Thanks for the link, interesting approach. However, in the paper they used this idea to to implement a distributed IDA* search algorithm. It is not obvious to me how to generalize this to alpha-beta search where you also have to deal with alpha bound updates, cut-offs and propagation of search results to the parent node. The paper just says this is the subject of ongoing research.
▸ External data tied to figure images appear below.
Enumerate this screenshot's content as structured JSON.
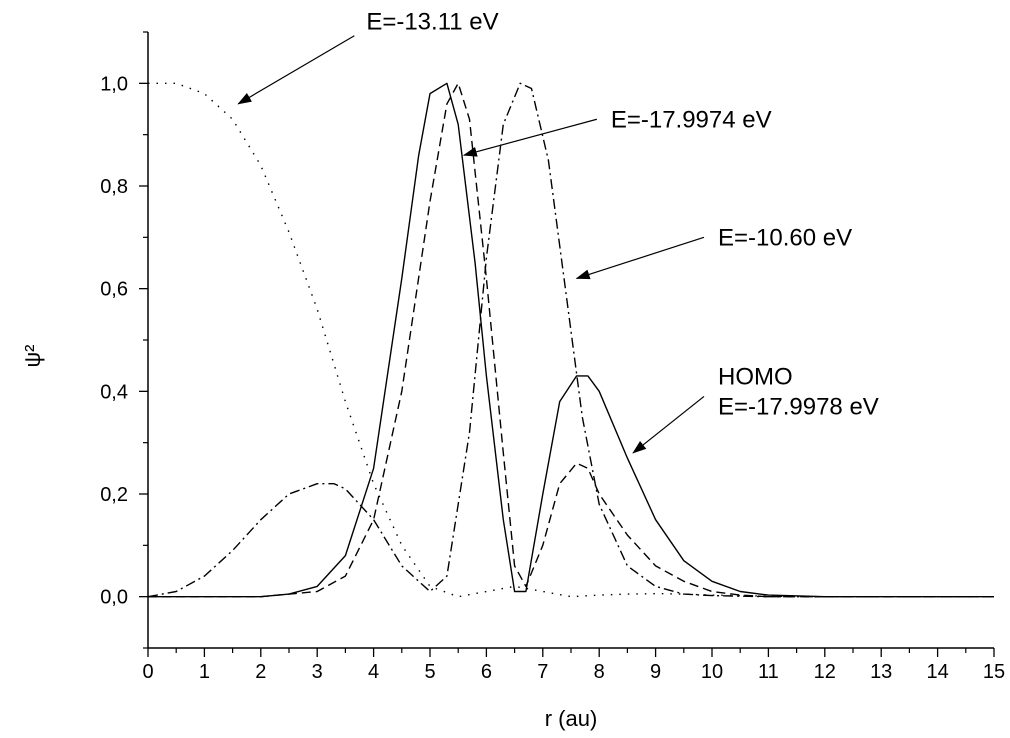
{
  "chart_data": {
    "type": "line",
    "xlabel": "r (au)",
    "ylabel": "ψ²",
    "xlim": [
      0,
      15
    ],
    "ylim": [
      -0.1,
      1.1
    ],
    "x_ticks": [
      0,
      1,
      2,
      3,
      4,
      5,
      6,
      7,
      8,
      9,
      10,
      11,
      12,
      13,
      14,
      15
    ],
    "x_tick_labels": [
      "0",
      "1",
      "2",
      "3",
      "4",
      "5",
      "6",
      "7",
      "8",
      "9",
      "10",
      "11",
      "12",
      "13",
      "14",
      "15"
    ],
    "y_ticks": [
      0.0,
      0.2,
      0.4,
      0.6,
      0.8,
      1.0
    ],
    "y_tick_labels": [
      "0,0",
      "0,2",
      "0,4",
      "0,6",
      "0,8",
      "1,0"
    ],
    "grid": false,
    "series": [
      {
        "line_style": "solid",
        "x": [
          0,
          1,
          2,
          2.5,
          3,
          3.5,
          4,
          4.5,
          4.8,
          5,
          5.3,
          5.5,
          5.8,
          6,
          6.3,
          6.5,
          6.7,
          7,
          7.3,
          7.6,
          7.8,
          8,
          8.5,
          9,
          9.5,
          10,
          10.5,
          11,
          12,
          13,
          15
        ],
        "y": [
          0,
          0,
          0,
          0.005,
          0.02,
          0.08,
          0.25,
          0.62,
          0.86,
          0.98,
          1.0,
          0.92,
          0.65,
          0.43,
          0.15,
          0.01,
          0.01,
          0.2,
          0.38,
          0.43,
          0.43,
          0.4,
          0.27,
          0.15,
          0.07,
          0.03,
          0.01,
          0.003,
          0,
          0,
          0
        ]
      },
      {
        "line_style": "dashed",
        "x": [
          0,
          2,
          3,
          3.5,
          4,
          4.5,
          5,
          5.3,
          5.5,
          5.7,
          6,
          6.3,
          6.5,
          6.7,
          7,
          7.3,
          7.6,
          7.8,
          8,
          8.5,
          9,
          9.5,
          10,
          10.5,
          11,
          12,
          15
        ],
        "y": [
          0,
          0,
          0.01,
          0.04,
          0.15,
          0.4,
          0.77,
          0.96,
          1.0,
          0.93,
          0.62,
          0.28,
          0.06,
          0.02,
          0.1,
          0.22,
          0.26,
          0.25,
          0.2,
          0.12,
          0.06,
          0.03,
          0.01,
          0.003,
          0,
          0,
          0
        ]
      },
      {
        "line_style": "dash-dot",
        "x": [
          0,
          0.5,
          1,
          1.5,
          2,
          2.5,
          3,
          3.3,
          3.5,
          4,
          4.5,
          5,
          5.3,
          5.7,
          6,
          6.3,
          6.6,
          6.8,
          7.1,
          7.4,
          7.7,
          8,
          8.5,
          9,
          9.5,
          10,
          11,
          12,
          15
        ],
        "y": [
          0,
          0.01,
          0.04,
          0.09,
          0.15,
          0.2,
          0.22,
          0.22,
          0.21,
          0.15,
          0.06,
          0.01,
          0.04,
          0.32,
          0.66,
          0.92,
          1.0,
          0.99,
          0.85,
          0.6,
          0.35,
          0.18,
          0.06,
          0.02,
          0.005,
          0.002,
          0,
          0,
          0
        ]
      },
      {
        "line_style": "dotted",
        "x": [
          0,
          0.5,
          1,
          1.5,
          2,
          2.5,
          3,
          3.5,
          4,
          4.5,
          5,
          5.5,
          6,
          6.5,
          7,
          7.5,
          8,
          8.5,
          9,
          9.5,
          10,
          11,
          12,
          15
        ],
        "y": [
          1.0,
          1.0,
          0.98,
          0.93,
          0.84,
          0.71,
          0.56,
          0.38,
          0.22,
          0.1,
          0.02,
          0.0,
          0.01,
          0.02,
          0.01,
          0.0,
          0.003,
          0.005,
          0.006,
          0.005,
          0.003,
          0.001,
          0,
          0
        ]
      }
    ],
    "annotations": [
      {
        "lines": [
          "E=-13.11 eV"
        ],
        "target_x": 1.6,
        "target_y": 0.96,
        "text_x": 3.8,
        "text_y": 1.12
      },
      {
        "lines": [
          "E=-17.9974 eV"
        ],
        "target_x": 5.6,
        "target_y": 0.86,
        "text_x": 8.1,
        "text_y": 0.93
      },
      {
        "lines": [
          "E=-10.60 eV"
        ],
        "target_x": 7.6,
        "target_y": 0.62,
        "text_x": 10.0,
        "text_y": 0.7
      },
      {
        "lines": [
          "HOMO",
          "E=-17.9978 eV"
        ],
        "target_x": 8.6,
        "target_y": 0.28,
        "text_x": 10.0,
        "text_y": 0.39
      }
    ]
  }
}
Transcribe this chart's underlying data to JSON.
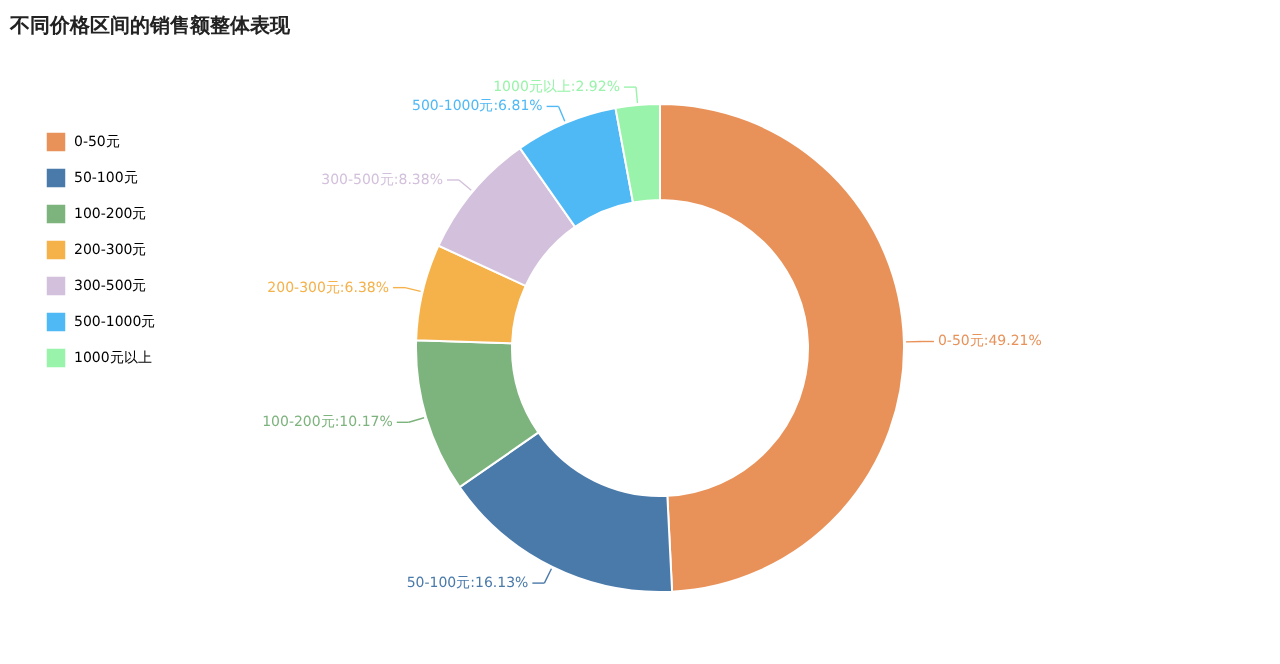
{
  "chart_data": {
    "type": "donut",
    "title": "不同价格区间的销售额整体表现",
    "categories": [
      "0-50元",
      "50-100元",
      "100-200元",
      "200-300元",
      "300-500元",
      "500-1000元",
      "1000元以上"
    ],
    "values": [
      49.21,
      16.13,
      10.17,
      6.38,
      8.38,
      6.81,
      2.92
    ],
    "colors": [
      "#e8925a",
      "#4a7aaa",
      "#7db37d",
      "#f5b14a",
      "#d3c0dc",
      "#4fb9f5",
      "#99f3aa"
    ],
    "value_labels": [
      "0-50元:49.21%",
      "50-100元:16.13%",
      "100-200元:10.17%",
      "200-300元:6.38%",
      "300-500元:8.38%",
      "500-1000元:6.81%",
      "1000元以上:2.92%"
    ],
    "legend": "top left"
  }
}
Alpha-beta is too sequential no body wants to try it :). Some one did try it for two player zero-sum game, however, using MTD(f). http://citeseerx.ist.psu.edu/viewdoc/su ... 1.132.8604

I like the TTD approach only because it is radically different from the way we often think of distributing work in parallel search -- which is probably what is needed for a breakthough in massive parallelism of alpha-beta. There is also APHID which is promising (second link Evgeny's post). This is alpha-beta turned into a sort of monte-carlo tree searcher, where we do iterative-deepening on the leaves to get evaluation score and the upper part of the tree is stored in memory. APHID is dynamic in that the shape of the the tree that is stored in memory changes over time (some moves get pruned as more iterations are conducted and evaluation decides the branch is worthless). This is basically an enhancement over the static 'UDABS' approach where f.i you do separate iterative deepening on each of the root moves.